El teatro, en principio, es cuerpo, sangre y alma y la escenografía, el maquillaje, el vestuario, la iluminación, el sonido, en fin, resultan de calidad en tanto “vistan” coherente y adecuadamente a ese “ser” que es el teatro. Y es que el teatro es verdaderamente cuerpo, sangre y alma porque, siendo ficción, es su deber mayúsculo escapar de la ficción. Las personas/actores/personajes salen al escenario a poner su cuerpo y su voz y lo que sucede está sucediendo ahí y ahora; no hay segunda ni tercera toma. De ello mismo resulta que el teatro es verdad, una verdad dentro de la ficción.
Cuando texto, cuerpos y voces encuentran su perfecto correlato con el vestuario, la escenografía, el maquillaje, en fin, la puesta, se puede decir que se ha cumplido el objetivo de llegar a una obra de calidad.
En esta versión del texto de Veronese se ha apuntado, más que a una significación histórica, a la esencia misma del drama humano.

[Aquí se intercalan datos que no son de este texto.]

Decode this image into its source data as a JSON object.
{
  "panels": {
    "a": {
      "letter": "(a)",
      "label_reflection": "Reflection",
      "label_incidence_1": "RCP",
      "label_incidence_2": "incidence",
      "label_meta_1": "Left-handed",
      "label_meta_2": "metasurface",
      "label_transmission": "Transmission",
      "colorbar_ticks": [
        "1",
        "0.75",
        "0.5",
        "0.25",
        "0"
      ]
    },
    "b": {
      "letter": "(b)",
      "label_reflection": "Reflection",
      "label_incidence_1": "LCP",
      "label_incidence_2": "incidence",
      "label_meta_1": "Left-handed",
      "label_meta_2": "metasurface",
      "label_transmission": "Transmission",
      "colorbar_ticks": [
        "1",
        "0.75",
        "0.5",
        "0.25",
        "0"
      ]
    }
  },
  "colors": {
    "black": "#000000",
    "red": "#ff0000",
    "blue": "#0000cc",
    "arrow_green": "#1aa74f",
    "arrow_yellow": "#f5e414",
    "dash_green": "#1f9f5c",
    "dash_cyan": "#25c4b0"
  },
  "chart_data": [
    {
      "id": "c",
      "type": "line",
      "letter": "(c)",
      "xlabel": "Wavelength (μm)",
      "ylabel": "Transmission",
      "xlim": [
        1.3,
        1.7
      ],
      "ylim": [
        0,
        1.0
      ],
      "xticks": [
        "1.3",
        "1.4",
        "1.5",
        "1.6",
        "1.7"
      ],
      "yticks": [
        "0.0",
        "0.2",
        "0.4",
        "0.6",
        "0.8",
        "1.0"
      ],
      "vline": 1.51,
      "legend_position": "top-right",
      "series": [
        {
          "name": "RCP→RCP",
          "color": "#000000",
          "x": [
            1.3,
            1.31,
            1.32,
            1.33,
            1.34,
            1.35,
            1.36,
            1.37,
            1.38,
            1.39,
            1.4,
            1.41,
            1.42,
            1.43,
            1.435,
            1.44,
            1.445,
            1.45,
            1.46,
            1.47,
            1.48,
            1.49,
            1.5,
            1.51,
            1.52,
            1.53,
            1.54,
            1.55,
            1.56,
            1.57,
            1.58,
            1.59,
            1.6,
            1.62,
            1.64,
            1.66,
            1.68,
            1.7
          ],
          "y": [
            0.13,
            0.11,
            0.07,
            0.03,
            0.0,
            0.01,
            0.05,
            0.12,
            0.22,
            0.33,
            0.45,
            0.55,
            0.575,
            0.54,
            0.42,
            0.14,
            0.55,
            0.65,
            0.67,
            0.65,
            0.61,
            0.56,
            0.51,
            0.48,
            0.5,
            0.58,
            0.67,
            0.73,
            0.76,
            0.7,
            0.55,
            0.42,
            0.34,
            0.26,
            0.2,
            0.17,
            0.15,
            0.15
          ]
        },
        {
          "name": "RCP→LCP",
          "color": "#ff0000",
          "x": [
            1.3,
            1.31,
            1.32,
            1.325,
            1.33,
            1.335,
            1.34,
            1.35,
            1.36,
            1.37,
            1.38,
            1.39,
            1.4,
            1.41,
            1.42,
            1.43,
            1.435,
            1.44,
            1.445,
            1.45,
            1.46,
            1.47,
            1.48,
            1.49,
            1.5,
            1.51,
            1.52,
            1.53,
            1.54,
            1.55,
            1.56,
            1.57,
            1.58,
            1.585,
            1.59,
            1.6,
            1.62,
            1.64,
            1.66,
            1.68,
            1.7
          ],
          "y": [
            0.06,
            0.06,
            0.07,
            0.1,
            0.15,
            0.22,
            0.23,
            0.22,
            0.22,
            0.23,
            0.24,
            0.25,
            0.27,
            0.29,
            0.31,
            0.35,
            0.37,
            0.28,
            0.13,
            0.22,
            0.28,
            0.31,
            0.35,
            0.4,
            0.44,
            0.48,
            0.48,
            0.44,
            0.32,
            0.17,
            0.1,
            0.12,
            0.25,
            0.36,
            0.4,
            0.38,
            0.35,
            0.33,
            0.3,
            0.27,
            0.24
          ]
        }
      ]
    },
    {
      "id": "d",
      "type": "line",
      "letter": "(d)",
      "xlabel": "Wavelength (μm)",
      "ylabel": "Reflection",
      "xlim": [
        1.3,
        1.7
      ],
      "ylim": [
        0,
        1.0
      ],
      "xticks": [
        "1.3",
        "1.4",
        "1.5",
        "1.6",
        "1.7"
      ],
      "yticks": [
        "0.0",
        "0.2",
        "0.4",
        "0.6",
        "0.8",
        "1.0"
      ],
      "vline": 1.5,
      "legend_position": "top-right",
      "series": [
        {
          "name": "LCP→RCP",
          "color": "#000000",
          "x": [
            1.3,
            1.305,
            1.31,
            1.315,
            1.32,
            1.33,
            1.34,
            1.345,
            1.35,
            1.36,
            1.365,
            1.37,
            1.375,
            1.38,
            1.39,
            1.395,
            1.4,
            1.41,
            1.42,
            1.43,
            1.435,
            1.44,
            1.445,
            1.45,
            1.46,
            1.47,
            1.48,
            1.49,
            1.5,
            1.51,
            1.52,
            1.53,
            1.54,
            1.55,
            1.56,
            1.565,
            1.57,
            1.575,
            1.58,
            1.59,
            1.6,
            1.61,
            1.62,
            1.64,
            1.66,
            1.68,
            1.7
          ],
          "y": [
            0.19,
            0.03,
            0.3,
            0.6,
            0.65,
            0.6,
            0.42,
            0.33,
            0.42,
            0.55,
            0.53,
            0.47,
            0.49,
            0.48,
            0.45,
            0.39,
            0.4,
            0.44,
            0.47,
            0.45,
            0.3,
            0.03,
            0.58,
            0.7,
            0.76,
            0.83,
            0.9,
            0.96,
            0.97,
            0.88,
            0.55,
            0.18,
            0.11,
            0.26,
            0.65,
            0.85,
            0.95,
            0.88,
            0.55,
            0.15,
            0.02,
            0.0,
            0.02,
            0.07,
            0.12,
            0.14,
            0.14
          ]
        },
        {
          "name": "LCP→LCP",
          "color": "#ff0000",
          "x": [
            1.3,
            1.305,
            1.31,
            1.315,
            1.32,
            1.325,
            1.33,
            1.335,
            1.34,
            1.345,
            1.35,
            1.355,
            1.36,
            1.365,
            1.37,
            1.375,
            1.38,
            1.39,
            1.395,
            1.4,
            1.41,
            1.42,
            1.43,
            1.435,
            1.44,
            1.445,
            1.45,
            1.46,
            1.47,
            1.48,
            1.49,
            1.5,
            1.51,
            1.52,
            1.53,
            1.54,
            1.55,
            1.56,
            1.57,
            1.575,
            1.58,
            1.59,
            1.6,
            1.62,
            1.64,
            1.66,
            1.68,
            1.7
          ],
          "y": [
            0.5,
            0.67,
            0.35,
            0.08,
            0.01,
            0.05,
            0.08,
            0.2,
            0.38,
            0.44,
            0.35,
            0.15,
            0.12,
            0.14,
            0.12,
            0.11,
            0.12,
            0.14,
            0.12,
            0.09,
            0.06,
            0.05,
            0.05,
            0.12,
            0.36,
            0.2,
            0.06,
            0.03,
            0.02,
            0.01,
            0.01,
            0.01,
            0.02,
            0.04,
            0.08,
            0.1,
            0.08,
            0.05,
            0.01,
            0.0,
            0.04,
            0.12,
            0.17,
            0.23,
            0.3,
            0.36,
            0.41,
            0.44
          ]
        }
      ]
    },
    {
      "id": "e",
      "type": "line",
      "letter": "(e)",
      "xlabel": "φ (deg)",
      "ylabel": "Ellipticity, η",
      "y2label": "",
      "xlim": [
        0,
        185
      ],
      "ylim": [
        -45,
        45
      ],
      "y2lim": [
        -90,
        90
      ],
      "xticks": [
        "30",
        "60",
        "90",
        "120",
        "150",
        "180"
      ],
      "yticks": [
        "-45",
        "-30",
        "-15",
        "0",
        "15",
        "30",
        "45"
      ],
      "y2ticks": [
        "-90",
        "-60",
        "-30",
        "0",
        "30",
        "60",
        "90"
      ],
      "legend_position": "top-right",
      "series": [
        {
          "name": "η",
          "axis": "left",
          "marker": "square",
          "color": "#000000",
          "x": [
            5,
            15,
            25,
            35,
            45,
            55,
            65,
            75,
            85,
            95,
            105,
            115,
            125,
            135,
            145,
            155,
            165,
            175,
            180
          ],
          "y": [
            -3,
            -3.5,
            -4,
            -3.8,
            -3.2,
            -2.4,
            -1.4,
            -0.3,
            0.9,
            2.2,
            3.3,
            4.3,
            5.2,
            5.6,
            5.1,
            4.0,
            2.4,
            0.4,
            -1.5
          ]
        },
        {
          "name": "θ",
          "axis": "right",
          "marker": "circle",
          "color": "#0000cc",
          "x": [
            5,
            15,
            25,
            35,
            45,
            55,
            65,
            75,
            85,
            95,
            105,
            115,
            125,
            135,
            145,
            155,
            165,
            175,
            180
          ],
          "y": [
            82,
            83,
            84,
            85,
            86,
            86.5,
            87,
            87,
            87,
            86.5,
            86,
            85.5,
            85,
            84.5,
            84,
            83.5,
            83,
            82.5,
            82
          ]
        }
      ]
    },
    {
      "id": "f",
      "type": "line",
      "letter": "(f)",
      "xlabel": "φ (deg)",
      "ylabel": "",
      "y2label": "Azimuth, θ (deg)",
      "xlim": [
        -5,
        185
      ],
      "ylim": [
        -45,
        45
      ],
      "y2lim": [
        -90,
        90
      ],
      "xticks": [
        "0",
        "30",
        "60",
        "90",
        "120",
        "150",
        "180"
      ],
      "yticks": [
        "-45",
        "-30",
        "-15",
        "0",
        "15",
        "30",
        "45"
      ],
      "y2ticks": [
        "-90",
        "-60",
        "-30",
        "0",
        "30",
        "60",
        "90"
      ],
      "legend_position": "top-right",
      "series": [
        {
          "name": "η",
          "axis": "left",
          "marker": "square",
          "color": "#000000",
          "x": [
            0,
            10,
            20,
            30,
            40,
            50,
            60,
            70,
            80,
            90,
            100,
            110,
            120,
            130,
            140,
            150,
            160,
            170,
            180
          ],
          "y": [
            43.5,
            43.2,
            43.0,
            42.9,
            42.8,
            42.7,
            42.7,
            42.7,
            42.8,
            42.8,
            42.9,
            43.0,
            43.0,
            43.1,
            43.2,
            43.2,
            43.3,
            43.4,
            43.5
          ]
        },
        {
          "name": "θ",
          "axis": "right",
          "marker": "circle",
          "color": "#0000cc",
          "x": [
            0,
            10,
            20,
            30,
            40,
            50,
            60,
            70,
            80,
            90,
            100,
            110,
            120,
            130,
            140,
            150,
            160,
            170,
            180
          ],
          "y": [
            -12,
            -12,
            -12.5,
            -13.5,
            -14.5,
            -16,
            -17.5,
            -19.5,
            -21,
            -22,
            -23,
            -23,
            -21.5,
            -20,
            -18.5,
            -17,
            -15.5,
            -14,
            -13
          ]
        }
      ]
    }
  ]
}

Lo central viene a ser aquí, al desnudo, el poder, los medios de manipulación, la perversa seducción, el quiebre de la voluntad, el engaño y la trampa, el sometimiento al sistema implantado, al abuso del poderoso sobre el sometido. Desde esta perspectiva también sería lícito pensar esta obra desde cualquier otro plano en el que se plantee “el juego del gato y el ratón” y hasta podría leerse como una suerte de crítica al ya tan malgastado uso del psicoanálisis.
Leonor Capeto. Escritora, ensayista.
Esperamos volver y esperamos que vuelvan, pero nadie vuelve, pero nunca nada vuelve. Es posible que la intención de Daniel Veronese, autor de Formas de hablar de las madres de los mineros mientas esperan que sus hijos salgan a la superficie, difuso título de una obra de perfecta concisión y claro significado, no haya sido la de traer al recuerdo –o al inconsciente– del espectador esa sentencia abrumadora, pero ella tiene implacable presencia en las escuetas escenas de la representación que ha tramado.

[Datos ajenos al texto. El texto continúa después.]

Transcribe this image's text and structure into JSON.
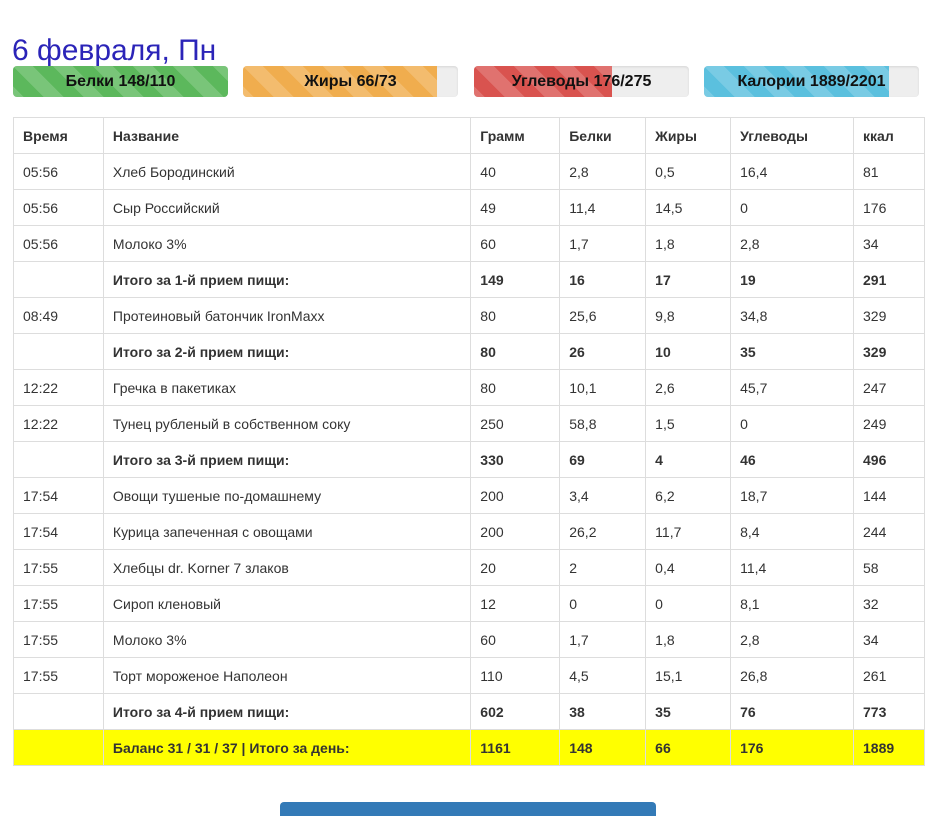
{
  "page": {
    "title": "6 февраля, Пн"
  },
  "progress": [
    {
      "label": "Белки 148/110",
      "fill": 100,
      "color": "#5cb85c"
    },
    {
      "label": "Жиры 66/73",
      "fill": 90,
      "color": "#f0ad4e"
    },
    {
      "label": "Углеводы 176/275",
      "fill": 64,
      "color": "#d9534f"
    },
    {
      "label": "Калории 1889/2201",
      "fill": 86,
      "color": "#5bc0de"
    }
  ],
  "table": {
    "headers": [
      "Время",
      "Название",
      "Грамм",
      "Белки",
      "Жиры",
      "Углеводы",
      "ккал"
    ],
    "rows": [
      {
        "type": "item",
        "cells": [
          "05:56",
          "Хлеб Бородинский",
          "40",
          "2,8",
          "0,5",
          "16,4",
          "81"
        ]
      },
      {
        "type": "item",
        "cells": [
          "05:56",
          "Сыр Российский",
          "49",
          "11,4",
          "14,5",
          "0",
          "176"
        ]
      },
      {
        "type": "item",
        "cells": [
          "05:56",
          "Молоко 3%",
          "60",
          "1,7",
          "1,8",
          "2,8",
          "34"
        ]
      },
      {
        "type": "total",
        "cells": [
          "",
          "Итого за 1-й прием пищи:",
          "149",
          "16",
          "17",
          "19",
          "291"
        ]
      },
      {
        "type": "item",
        "cells": [
          "08:49",
          "Протеиновый батончик IronMaxx",
          "80",
          "25,6",
          "9,8",
          "34,8",
          "329"
        ]
      },
      {
        "type": "total",
        "cells": [
          "",
          "Итого за 2-й прием пищи:",
          "80",
          "26",
          "10",
          "35",
          "329"
        ]
      },
      {
        "type": "item",
        "cells": [
          "12:22",
          "Гречка в пакетиках",
          "80",
          "10,1",
          "2,6",
          "45,7",
          "247"
        ]
      },
      {
        "type": "item",
        "cells": [
          "12:22",
          "Тунец рубленый в собственном соку",
          "250",
          "58,8",
          "1,5",
          "0",
          "249"
        ]
      },
      {
        "type": "total",
        "cells": [
          "",
          "Итого за 3-й прием пищи:",
          "330",
          "69",
          "4",
          "46",
          "496"
        ]
      },
      {
        "type": "item",
        "cells": [
          "17:54",
          "Овощи тушеные по-домашнему",
          "200",
          "3,4",
          "6,2",
          "18,7",
          "144"
        ]
      },
      {
        "type": "item",
        "cells": [
          "17:54",
          "Курица запеченная с овощами",
          "200",
          "26,2",
          "11,7",
          "8,4",
          "244"
        ]
      },
      {
        "type": "item",
        "cells": [
          "17:55",
          "Хлебцы dr. Korner 7 злаков",
          "20",
          "2",
          "0,4",
          "11,4",
          "58"
        ]
      },
      {
        "type": "item",
        "cells": [
          "17:55",
          "Сироп кленовый",
          "12",
          "0",
          "0",
          "8,1",
          "32"
        ]
      },
      {
        "type": "item",
        "cells": [
          "17:55",
          "Молоко 3%",
          "60",
          "1,7",
          "1,8",
          "2,8",
          "34"
        ]
      },
      {
        "type": "item",
        "cells": [
          "17:55",
          "Торт мороженое Наполеон",
          "110",
          "4,5",
          "15,1",
          "26,8",
          "261"
        ]
      },
      {
        "type": "total",
        "cells": [
          "",
          "Итого за 4-й прием пищи:",
          "602",
          "38",
          "35",
          "76",
          "773"
        ]
      },
      {
        "type": "balance",
        "cells": [
          "",
          "Баланс 31 / 31 / 37 | Итого за день:",
          "1161",
          "148",
          "66",
          "176",
          "1889"
        ]
      }
    ]
  }
}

Y sí, nadie vuelve, nadie emerge de nuevo a la superficie, a la verdad, a la libertad, a la felicidad: todos estamos marcados por una elección tomada alguna vez, alegre, confiada, esperanzadamente. La clave de la obra puede ser la impasibilidad de la ignominia revestida de poder, la manipulación psicoanalítica o aun el insignificante y correcto vecino que sólo puede existir en tanto somete a otros, pero ésa es una minucia intrascendente: lo que aquí vale es que la puesta de Emiliano González Portino atrapa y exhibe una instancia fundamental entre las lástimas que acosan a la vida, y eso no es poco.
Texto complementario de los movimientos escénicos, la puesta –acaso por necesidad– pone en el escenario a tres actores, dos de los cuales se multiplican en un puñado de personajes con apenas muy ceñidos cambios en la vestimenta y sin más ayuda que la disposición talentosa. Tal vez casualmente queda creado así otro símbolo: ante el ser sufriente todos son iguales, todos son lo mismo.
Fernando Sánchez Zinny. Periodista.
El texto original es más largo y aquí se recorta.